Technology

Super-Fast Rechargeable Battery Slurps Up Power

Massachusetts Institute of Technology has electrifying news, if you’ll pardon the pun — engineers at the institute have come up with a way to speed up the charging and discharging of lithium-ion batteries to a matter of seconds.

Lithium-ion, or Li-Ion, batteries are the ones you’ll see in your laptop, cell phone and other electronic devices, as well as electric cars.

They take a long time to charge, and Gerbrand Ceder, the Richard P. Simmons Professor of Materials Science and Engineering at the institute, found out why. Lithium ions can move quickly across the surface of lithium in batteries quickly but take longer to move through the material in the electrodes because they need to find tunnels running through it.

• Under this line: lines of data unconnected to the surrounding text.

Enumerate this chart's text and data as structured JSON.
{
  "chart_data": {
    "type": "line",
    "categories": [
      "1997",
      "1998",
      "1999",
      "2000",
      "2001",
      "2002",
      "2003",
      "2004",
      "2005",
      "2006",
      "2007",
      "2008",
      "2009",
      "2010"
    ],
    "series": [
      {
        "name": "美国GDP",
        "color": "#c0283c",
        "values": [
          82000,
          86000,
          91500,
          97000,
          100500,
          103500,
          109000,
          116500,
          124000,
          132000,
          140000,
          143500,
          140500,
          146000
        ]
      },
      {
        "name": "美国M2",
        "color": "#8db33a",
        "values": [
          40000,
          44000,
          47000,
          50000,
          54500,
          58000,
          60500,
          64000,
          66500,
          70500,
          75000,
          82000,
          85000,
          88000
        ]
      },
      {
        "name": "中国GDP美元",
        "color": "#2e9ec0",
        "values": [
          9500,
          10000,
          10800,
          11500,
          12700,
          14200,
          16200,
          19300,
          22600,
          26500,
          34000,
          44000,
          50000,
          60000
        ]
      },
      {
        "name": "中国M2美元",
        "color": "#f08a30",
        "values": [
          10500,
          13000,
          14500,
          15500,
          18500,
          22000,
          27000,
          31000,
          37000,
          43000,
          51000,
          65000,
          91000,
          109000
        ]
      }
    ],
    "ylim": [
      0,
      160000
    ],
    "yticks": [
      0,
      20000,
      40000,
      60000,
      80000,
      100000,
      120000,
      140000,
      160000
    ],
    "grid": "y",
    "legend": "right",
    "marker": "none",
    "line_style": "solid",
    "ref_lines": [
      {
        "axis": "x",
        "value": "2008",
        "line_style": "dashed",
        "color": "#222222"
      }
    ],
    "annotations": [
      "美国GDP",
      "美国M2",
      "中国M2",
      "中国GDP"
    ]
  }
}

Ceder and graduate student Byoungwoo Kang sped things up by adding extra lithium and phosphorus to the electrode material, Lithium Iron Phosphate, according to the MIT Technology Review. Lithium Iron Phosphate is known in the trade as ‘LFP,’ and beefing it up gets the lithium ions to the tunnels more quickly.

Speeding Things Up

Ceder and Kang used their technology to develop a small battery that can be fully charged or discharged in 10 to 20 seconds instead of the six minutes it would normally take, MIT said. It predicts this could lead to smaller, lighter, rapidly recharging batteries for cell phones and other devices, and faster recharges for electric car batteries.

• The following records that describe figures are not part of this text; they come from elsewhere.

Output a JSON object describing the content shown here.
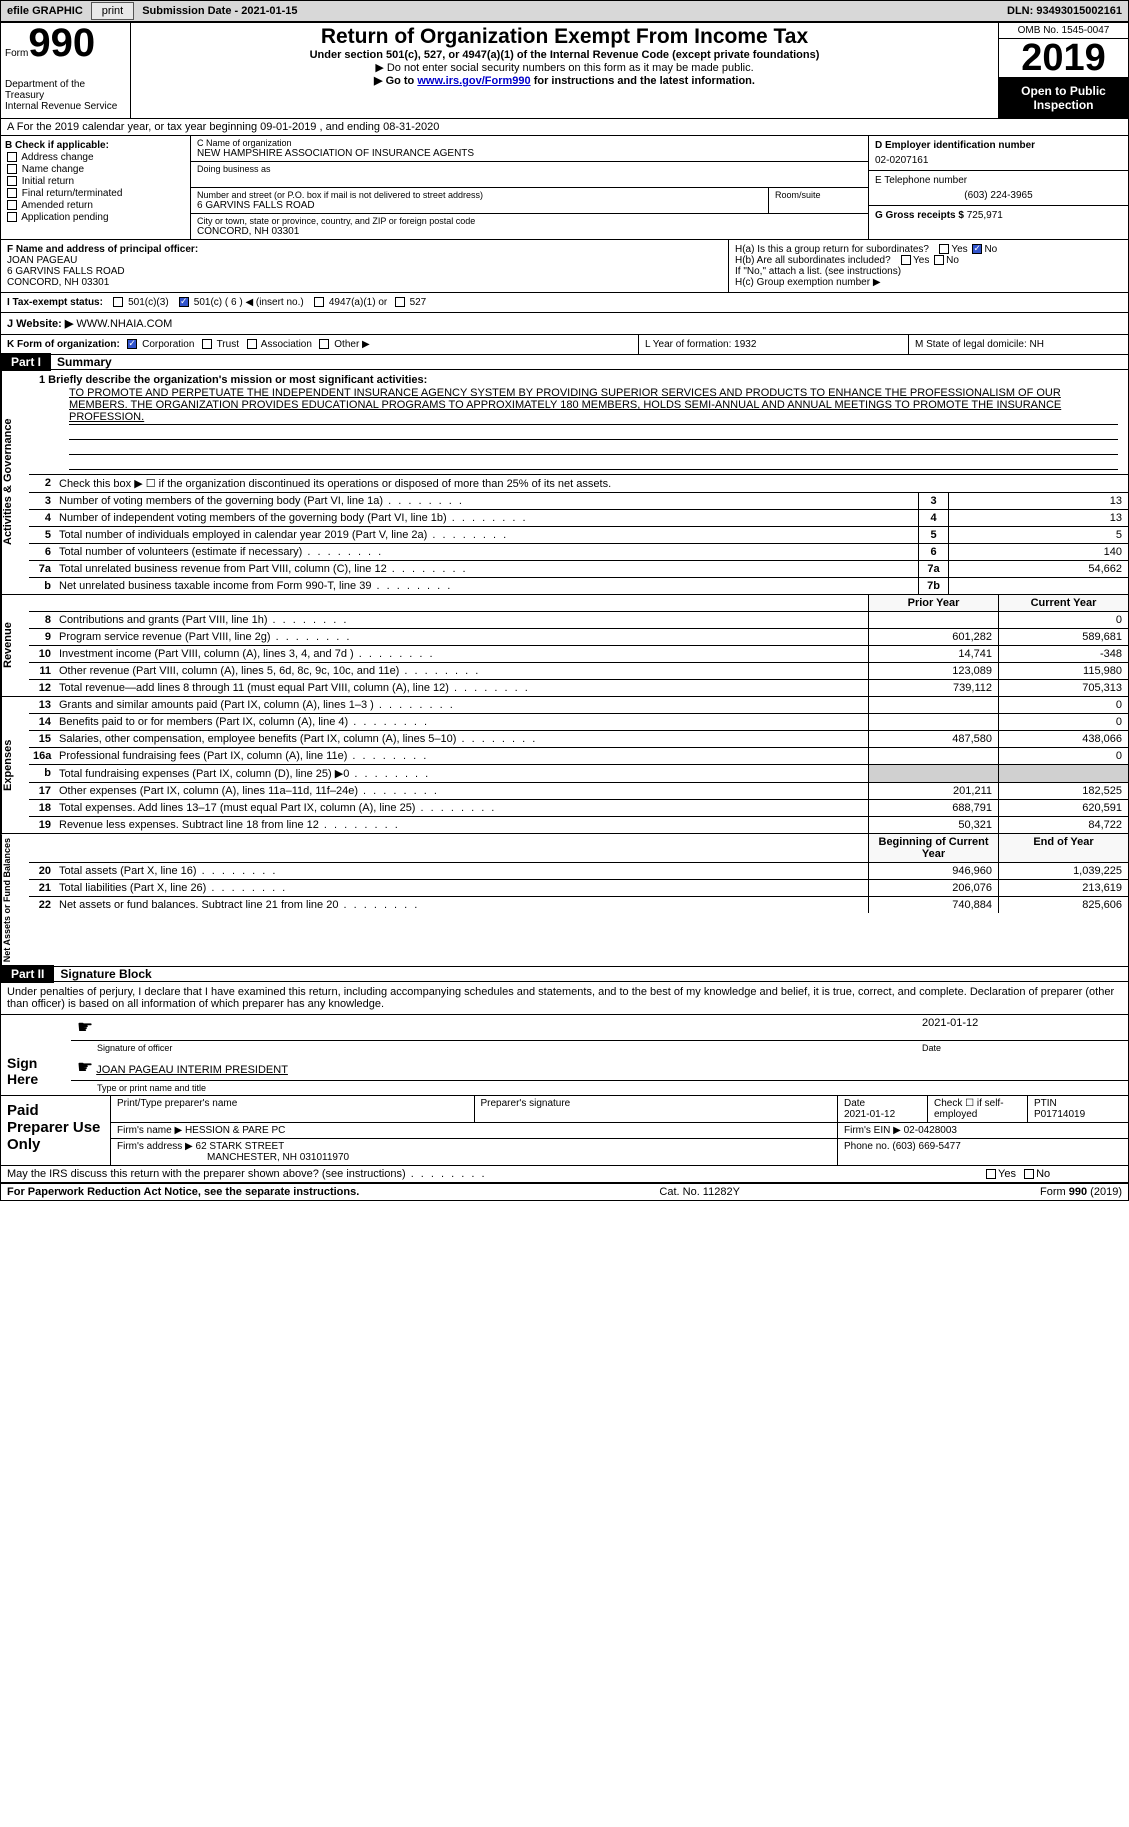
{
  "topbar": {
    "efile": "efile GRAPHIC",
    "print": "print",
    "submission": "Submission Date - 2021-01-15",
    "dln": "DLN: 93493015002161"
  },
  "header": {
    "form_word": "Form",
    "form_no": "990",
    "title": "Return of Organization Exempt From Income Tax",
    "sub1": "Under section 501(c), 527, or 4947(a)(1) of the Internal Revenue Code (except private foundations)",
    "sub2": "▶ Do not enter social security numbers on this form as it may be made public.",
    "goto_prefix": "▶ Go to ",
    "goto_link": "www.irs.gov/Form990",
    "goto_suffix": " for instructions and the latest information.",
    "dept": "Department of the Treasury\nInternal Revenue Service",
    "omb": "OMB No. 1545-0047",
    "year": "2019",
    "open": "Open to Public Inspection"
  },
  "lineA": "A For the 2019 calendar year, or tax year beginning 09-01-2019   , and ending 08-31-2020",
  "B": {
    "title": "B Check if applicable:",
    "items": [
      "Address change",
      "Name change",
      "Initial return",
      "Final return/terminated",
      "Amended return",
      "Application pending"
    ]
  },
  "C": {
    "name_label": "C Name of organization",
    "name": "NEW HAMPSHIRE ASSOCIATION OF INSURANCE AGENTS",
    "dba_label": "Doing business as",
    "street_label": "Number and street (or P.O. box if mail is not delivered to street address)",
    "street": "6 GARVINS FALLS ROAD",
    "room_label": "Room/suite",
    "city_label": "City or town, state or province, country, and ZIP or foreign postal code",
    "city": "CONCORD, NH  03301"
  },
  "D": {
    "ein_label": "D Employer identification number",
    "ein": "02-0207161",
    "phone_label": "E Telephone number",
    "phone": "(603) 224-3965",
    "gross_label": "G Gross receipts $",
    "gross": "725,971"
  },
  "F": {
    "label": "F  Name and address of principal officer:",
    "name": "JOAN PAGEAU",
    "addr1": "6 GARVINS FALLS ROAD",
    "addr2": "CONCORD, NH  03301"
  },
  "H": {
    "a": "H(a)  Is this a group return for subordinates?",
    "b": "H(b)  Are all subordinates included?",
    "note": "If \"No,\" attach a list. (see instructions)",
    "c": "H(c)  Group exemption number ▶"
  },
  "I": {
    "label": "I  Tax-exempt status:",
    "opt1": "501(c)(3)",
    "opt2": "501(c) ( 6 ) ◀ (insert no.)",
    "opt3": "4947(a)(1) or",
    "opt4": "527"
  },
  "J": {
    "label": "J  Website: ▶",
    "val": "WWW.NHAIA.COM"
  },
  "K": {
    "label": "K Form of organization:",
    "corp": "Corporation",
    "trust": "Trust",
    "assoc": "Association",
    "other": "Other ▶"
  },
  "L": {
    "text": "L Year of formation: 1932"
  },
  "M": {
    "text": "M State of legal domicile: NH"
  },
  "part1": {
    "hdr": "Part I",
    "title": "Summary"
  },
  "mission": {
    "intro": "1   Briefly describe the organization's mission or most significant activities:",
    "text": "TO PROMOTE AND PERPETUATE THE INDEPENDENT INSURANCE AGENCY SYSTEM BY PROVIDING SUPERIOR SERVICES AND PRODUCTS TO ENHANCE THE PROFESSIONALISM OF OUR MEMBERS. THE ORGANIZATION PROVIDES EDUCATIONAL PROGRAMS TO APPROXIMATELY 180 MEMBERS, HOLDS SEMI-ANNUAL AND ANNUAL MEETINGS TO PROMOTE THE INSURANCE PROFESSION."
  },
  "gov": {
    "l2": "Check this box ▶ ☐  if the organization discontinued its operations or disposed of more than 25% of its net assets.",
    "rows": [
      {
        "n": "3",
        "d": "Number of voting members of the governing body (Part VI, line 1a)",
        "b": "3",
        "v": "13"
      },
      {
        "n": "4",
        "d": "Number of independent voting members of the governing body (Part VI, line 1b)",
        "b": "4",
        "v": "13"
      },
      {
        "n": "5",
        "d": "Total number of individuals employed in calendar year 2019 (Part V, line 2a)",
        "b": "5",
        "v": "5"
      },
      {
        "n": "6",
        "d": "Total number of volunteers (estimate if necessary)",
        "b": "6",
        "v": "140"
      },
      {
        "n": "7a",
        "d": "Total unrelated business revenue from Part VIII, column (C), line 12",
        "b": "7a",
        "v": "54,662"
      },
      {
        "n": "b",
        "d": "Net unrelated business taxable income from Form 990-T, line 39",
        "b": "7b",
        "v": ""
      }
    ]
  },
  "rev_hdr": {
    "prior": "Prior Year",
    "curr": "Current Year"
  },
  "revenue": [
    {
      "n": "8",
      "d": "Contributions and grants (Part VIII, line 1h)",
      "p": "",
      "c": "0"
    },
    {
      "n": "9",
      "d": "Program service revenue (Part VIII, line 2g)",
      "p": "601,282",
      "c": "589,681"
    },
    {
      "n": "10",
      "d": "Investment income (Part VIII, column (A), lines 3, 4, and 7d )",
      "p": "14,741",
      "c": "-348"
    },
    {
      "n": "11",
      "d": "Other revenue (Part VIII, column (A), lines 5, 6d, 8c, 9c, 10c, and 11e)",
      "p": "123,089",
      "c": "115,980"
    },
    {
      "n": "12",
      "d": "Total revenue—add lines 8 through 11 (must equal Part VIII, column (A), line 12)",
      "p": "739,112",
      "c": "705,313"
    }
  ],
  "expenses": [
    {
      "n": "13",
      "d": "Grants and similar amounts paid (Part IX, column (A), lines 1–3 )",
      "p": "",
      "c": "0"
    },
    {
      "n": "14",
      "d": "Benefits paid to or for members (Part IX, column (A), line 4)",
      "p": "",
      "c": "0"
    },
    {
      "n": "15",
      "d": "Salaries, other compensation, employee benefits (Part IX, column (A), lines 5–10)",
      "p": "487,580",
      "c": "438,066"
    },
    {
      "n": "16a",
      "d": "Professional fundraising fees (Part IX, column (A), line 11e)",
      "p": "",
      "c": "0"
    },
    {
      "n": "b",
      "d": "Total fundraising expenses (Part IX, column (D), line 25) ▶0",
      "p": "shade",
      "c": "shade"
    },
    {
      "n": "17",
      "d": "Other expenses (Part IX, column (A), lines 11a–11d, 11f–24e)",
      "p": "201,211",
      "c": "182,525"
    },
    {
      "n": "18",
      "d": "Total expenses. Add lines 13–17 (must equal Part IX, column (A), line 25)",
      "p": "688,791",
      "c": "620,591"
    },
    {
      "n": "19",
      "d": "Revenue less expenses. Subtract line 18 from line 12",
      "p": "50,321",
      "c": "84,722"
    }
  ],
  "net_hdr": {
    "prior": "Beginning of Current Year",
    "curr": "End of Year"
  },
  "netassets": [
    {
      "n": "20",
      "d": "Total assets (Part X, line 16)",
      "p": "946,960",
      "c": "1,039,225"
    },
    {
      "n": "21",
      "d": "Total liabilities (Part X, line 26)",
      "p": "206,076",
      "c": "213,619"
    },
    {
      "n": "22",
      "d": "Net assets or fund balances. Subtract line 21 from line 20",
      "p": "740,884",
      "c": "825,606"
    }
  ],
  "part2": {
    "hdr": "Part II",
    "title": "Signature Block"
  },
  "sig": {
    "intro": "Under penalties of perjury, I declare that I have examined this return, including accompanying schedules and statements, and to the best of my knowledge and belief, it is true, correct, and complete. Declaration of preparer (other than officer) is based on all information of which preparer has any knowledge.",
    "sign_here": "Sign Here",
    "sig_officer": "Signature of officer",
    "date": "2021-01-12",
    "date_label": "Date",
    "name": "JOAN PAGEAU  INTERIM PRESIDENT",
    "name_label": "Type or print name and title"
  },
  "paid": {
    "title": "Paid Preparer Use Only",
    "h1": "Print/Type preparer's name",
    "h2": "Preparer's signature",
    "h3": "Date",
    "h4": "Check ☐ if self-employed",
    "h5": "PTIN",
    "date": "2021-01-12",
    "ptin": "P01714019",
    "firm_label": "Firm's name   ▶",
    "firm": "HESSION & PARE PC",
    "firm_ein_label": "Firm's EIN ▶",
    "firm_ein": "02-0428003",
    "addr_label": "Firm's address ▶",
    "addr1": "62 STARK STREET",
    "addr2": "MANCHESTER, NH  031011970",
    "phone_label": "Phone no.",
    "phone": "(603) 669-5477"
  },
  "may_discuss": "May the IRS discuss this return with the preparer shown above? (see instructions)",
  "footer": {
    "left": "For Paperwork Reduction Act Notice, see the separate instructions.",
    "mid": "Cat. No. 11282Y",
    "right": "Form 990 (2019)"
  },
  "labels": {
    "vert_gov": "Activities & Governance",
    "vert_rev": "Revenue",
    "vert_exp": "Expenses",
    "vert_net": "Net Assets or Fund Balances",
    "yes": "Yes",
    "no": "No"
  }
}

Well, yes. Except for a few minor details. For one, recharging electric cars more quickly will be limited by the amount of power available through the power grid, according to MIT’s own press release. In other words, the fast recharge will suck up huge amounts of electricity. Think about a brown-out.

As for cell phones and laptops, fuhggedaboutit. That much power blasting into a wee little consumer device would fry the thing.

It’s All About Size

Belgian firm Umicore, a materials technology firm that licensed the Ceder-Kang technology, thinks LFP is suited for bigger batteries with specific safety and power requirements such as power tools, load leveling systems and some automotive applications.

“The use of this product for consumer electronics applications is not anticipated because its main strong point is power,” Kurt Vandeputte, Umicore’s business line manager for rechargeable battery materials, told TechNewsWorld.

“This means it’s capable of charging and discharging faster than existing products. That is something you do not really need for electronics.”

Ceder and Kang were not available for comment by press time.

The MIT project was supported by the National Science Foundation and the Department of Energy’s Batteries for Advanced Transportation Program.